The book relates the story of the 15 or so men of the North-East Greenland Sledge Patrol, a mixture of Danish, Norwegian and Inuit civilians appointed by the Wartime Danish Governor of Greenland to patrol a remote and almost uninhabited 500-mile stretch of coastline to check for signs of German infiltration. The author explains that whilst the men involved undertook their duties conscientiously, most were initially bemused at the idea the German Army might invade NE Greenland. They were though happy to take a salary from the Government for doing something they would have done for nothing, i.e. travelling up and down the coast by dog sledge; and hunting. To give the men legal status and the (theoretical at least) protection of the Geneva Convention, the Danish Governor even officially designated them "The Greenland Army", something which he himself saw the comic side of. However things got serious in the spring of 1943, when three members of the scattered Sledge Patrol did actually discover Germans in Greenland. This was a party of 19, mainly meteorologists sending weather reports that were valuable to the German U-boat operations in the North Atlantic. This discovery, and the fact the Germans knew they had been discovered, led to clashes between the two sides and a desperate retreat by the Danes, who were armed only with hunting rifles and faced opponents with machine guns and grenades. The subsequent story includes several tales of astonishing human endurance, and for the reader the tension is maintained by the knowledge that this is a true life story and therefore not necessarily subject to a Hollywood-style happy ending.

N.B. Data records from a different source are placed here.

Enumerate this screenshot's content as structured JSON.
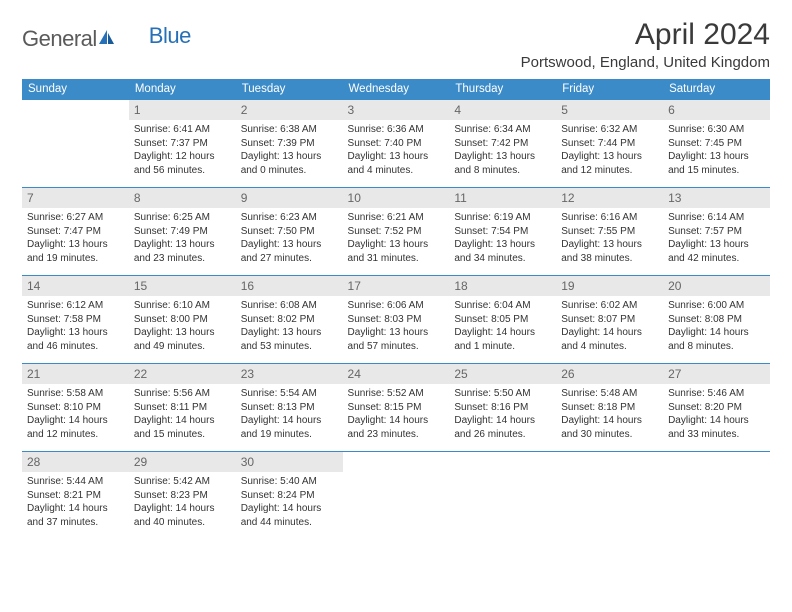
{
  "logo": {
    "text1": "General",
    "text2": "Blue"
  },
  "title": "April 2024",
  "location": "Portswood, England, United Kingdom",
  "day_headers": [
    "Sunday",
    "Monday",
    "Tuesday",
    "Wednesday",
    "Thursday",
    "Friday",
    "Saturday"
  ],
  "colors": {
    "header_bg": "#3b8bc9",
    "header_fg": "#ffffff",
    "border": "#3b8bc9",
    "daynum_bg": "#e8e8e8",
    "body_text": "#333333",
    "title_text": "#3a3a3a",
    "logo_gray": "#5a5a5a",
    "logo_blue": "#2670b8"
  },
  "weeks": [
    [
      {
        "empty": true
      },
      {
        "n": "1",
        "sr": "Sunrise: 6:41 AM",
        "ss": "Sunset: 7:37 PM",
        "d1": "Daylight: 12 hours",
        "d2": "and 56 minutes."
      },
      {
        "n": "2",
        "sr": "Sunrise: 6:38 AM",
        "ss": "Sunset: 7:39 PM",
        "d1": "Daylight: 13 hours",
        "d2": "and 0 minutes."
      },
      {
        "n": "3",
        "sr": "Sunrise: 6:36 AM",
        "ss": "Sunset: 7:40 PM",
        "d1": "Daylight: 13 hours",
        "d2": "and 4 minutes."
      },
      {
        "n": "4",
        "sr": "Sunrise: 6:34 AM",
        "ss": "Sunset: 7:42 PM",
        "d1": "Daylight: 13 hours",
        "d2": "and 8 minutes."
      },
      {
        "n": "5",
        "sr": "Sunrise: 6:32 AM",
        "ss": "Sunset: 7:44 PM",
        "d1": "Daylight: 13 hours",
        "d2": "and 12 minutes."
      },
      {
        "n": "6",
        "sr": "Sunrise: 6:30 AM",
        "ss": "Sunset: 7:45 PM",
        "d1": "Daylight: 13 hours",
        "d2": "and 15 minutes."
      }
    ],
    [
      {
        "n": "7",
        "sr": "Sunrise: 6:27 AM",
        "ss": "Sunset: 7:47 PM",
        "d1": "Daylight: 13 hours",
        "d2": "and 19 minutes."
      },
      {
        "n": "8",
        "sr": "Sunrise: 6:25 AM",
        "ss": "Sunset: 7:49 PM",
        "d1": "Daylight: 13 hours",
        "d2": "and 23 minutes."
      },
      {
        "n": "9",
        "sr": "Sunrise: 6:23 AM",
        "ss": "Sunset: 7:50 PM",
        "d1": "Daylight: 13 hours",
        "d2": "and 27 minutes."
      },
      {
        "n": "10",
        "sr": "Sunrise: 6:21 AM",
        "ss": "Sunset: 7:52 PM",
        "d1": "Daylight: 13 hours",
        "d2": "and 31 minutes."
      },
      {
        "n": "11",
        "sr": "Sunrise: 6:19 AM",
        "ss": "Sunset: 7:54 PM",
        "d1": "Daylight: 13 hours",
        "d2": "and 34 minutes."
      },
      {
        "n": "12",
        "sr": "Sunrise: 6:16 AM",
        "ss": "Sunset: 7:55 PM",
        "d1": "Daylight: 13 hours",
        "d2": "and 38 minutes."
      },
      {
        "n": "13",
        "sr": "Sunrise: 6:14 AM",
        "ss": "Sunset: 7:57 PM",
        "d1": "Daylight: 13 hours",
        "d2": "and 42 minutes."
      }
    ],
    [
      {
        "n": "14",
        "sr": "Sunrise: 6:12 AM",
        "ss": "Sunset: 7:58 PM",
        "d1": "Daylight: 13 hours",
        "d2": "and 46 minutes."
      },
      {
        "n": "15",
        "sr": "Sunrise: 6:10 AM",
        "ss": "Sunset: 8:00 PM",
        "d1": "Daylight: 13 hours",
        "d2": "and 49 minutes."
      },
      {
        "n": "16",
        "sr": "Sunrise: 6:08 AM",
        "ss": "Sunset: 8:02 PM",
        "d1": "Daylight: 13 hours",
        "d2": "and 53 minutes."
      },
      {
        "n": "17",
        "sr": "Sunrise: 6:06 AM",
        "ss": "Sunset: 8:03 PM",
        "d1": "Daylight: 13 hours",
        "d2": "and 57 minutes."
      },
      {
        "n": "18",
        "sr": "Sunrise: 6:04 AM",
        "ss": "Sunset: 8:05 PM",
        "d1": "Daylight: 14 hours",
        "d2": "and 1 minute."
      },
      {
        "n": "19",
        "sr": "Sunrise: 6:02 AM",
        "ss": "Sunset: 8:07 PM",
        "d1": "Daylight: 14 hours",
        "d2": "and 4 minutes."
      },
      {
        "n": "20",
        "sr": "Sunrise: 6:00 AM",
        "ss": "Sunset: 8:08 PM",
        "d1": "Daylight: 14 hours",
        "d2": "and 8 minutes."
      }
    ],
    [
      {
        "n": "21",
        "sr": "Sunrise: 5:58 AM",
        "ss": "Sunset: 8:10 PM",
        "d1": "Daylight: 14 hours",
        "d2": "and 12 minutes."
      },
      {
        "n": "22",
        "sr": "Sunrise: 5:56 AM",
        "ss": "Sunset: 8:11 PM",
        "d1": "Daylight: 14 hours",
        "d2": "and 15 minutes."
      },
      {
        "n": "23",
        "sr": "Sunrise: 5:54 AM",
        "ss": "Sunset: 8:13 PM",
        "d1": "Daylight: 14 hours",
        "d2": "and 19 minutes."
      },
      {
        "n": "24",
        "sr": "Sunrise: 5:52 AM",
        "ss": "Sunset: 8:15 PM",
        "d1": "Daylight: 14 hours",
        "d2": "and 23 minutes."
      },
      {
        "n": "25",
        "sr": "Sunrise: 5:50 AM",
        "ss": "Sunset: 8:16 PM",
        "d1": "Daylight: 14 hours",
        "d2": "and 26 minutes."
      },
      {
        "n": "26",
        "sr": "Sunrise: 5:48 AM",
        "ss": "Sunset: 8:18 PM",
        "d1": "Daylight: 14 hours",
        "d2": "and 30 minutes."
      },
      {
        "n": "27",
        "sr": "Sunrise: 5:46 AM",
        "ss": "Sunset: 8:20 PM",
        "d1": "Daylight: 14 hours",
        "d2": "and 33 minutes."
      }
    ],
    [
      {
        "n": "28",
        "sr": "Sunrise: 5:44 AM",
        "ss": "Sunset: 8:21 PM",
        "d1": "Daylight: 14 hours",
        "d2": "and 37 minutes."
      },
      {
        "n": "29",
        "sr": "Sunrise: 5:42 AM",
        "ss": "Sunset: 8:23 PM",
        "d1": "Daylight: 14 hours",
        "d2": "and 40 minutes."
      },
      {
        "n": "30",
        "sr": "Sunrise: 5:40 AM",
        "ss": "Sunset: 8:24 PM",
        "d1": "Daylight: 14 hours",
        "d2": "and 44 minutes."
      },
      {
        "empty": true
      },
      {
        "empty": true
      },
      {
        "empty": true
      },
      {
        "empty": true
      }
    ]
  ]
}
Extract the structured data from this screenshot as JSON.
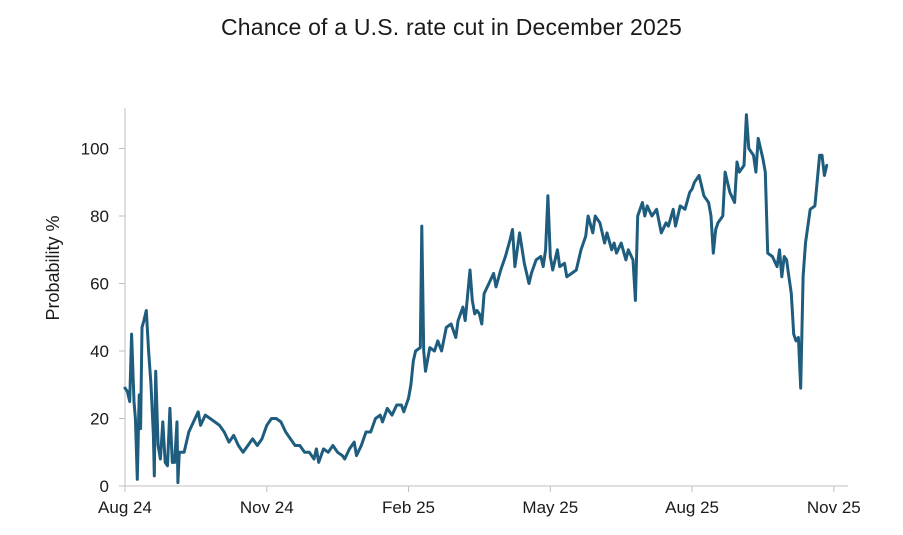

The story itself is augmented by the author's descriptions of the landscapes and culture of the Artic, which Mr Howarth himself clearly loved. In a land where human survival is so tenuous, the inhabitants had developed a culture of mutual co-operation and sharing, where the idea of humans killing one another was completely alien. Nevertheless, the terrible World War eventually left its footprint even on them. Recommended for anyone with an interest in WWII.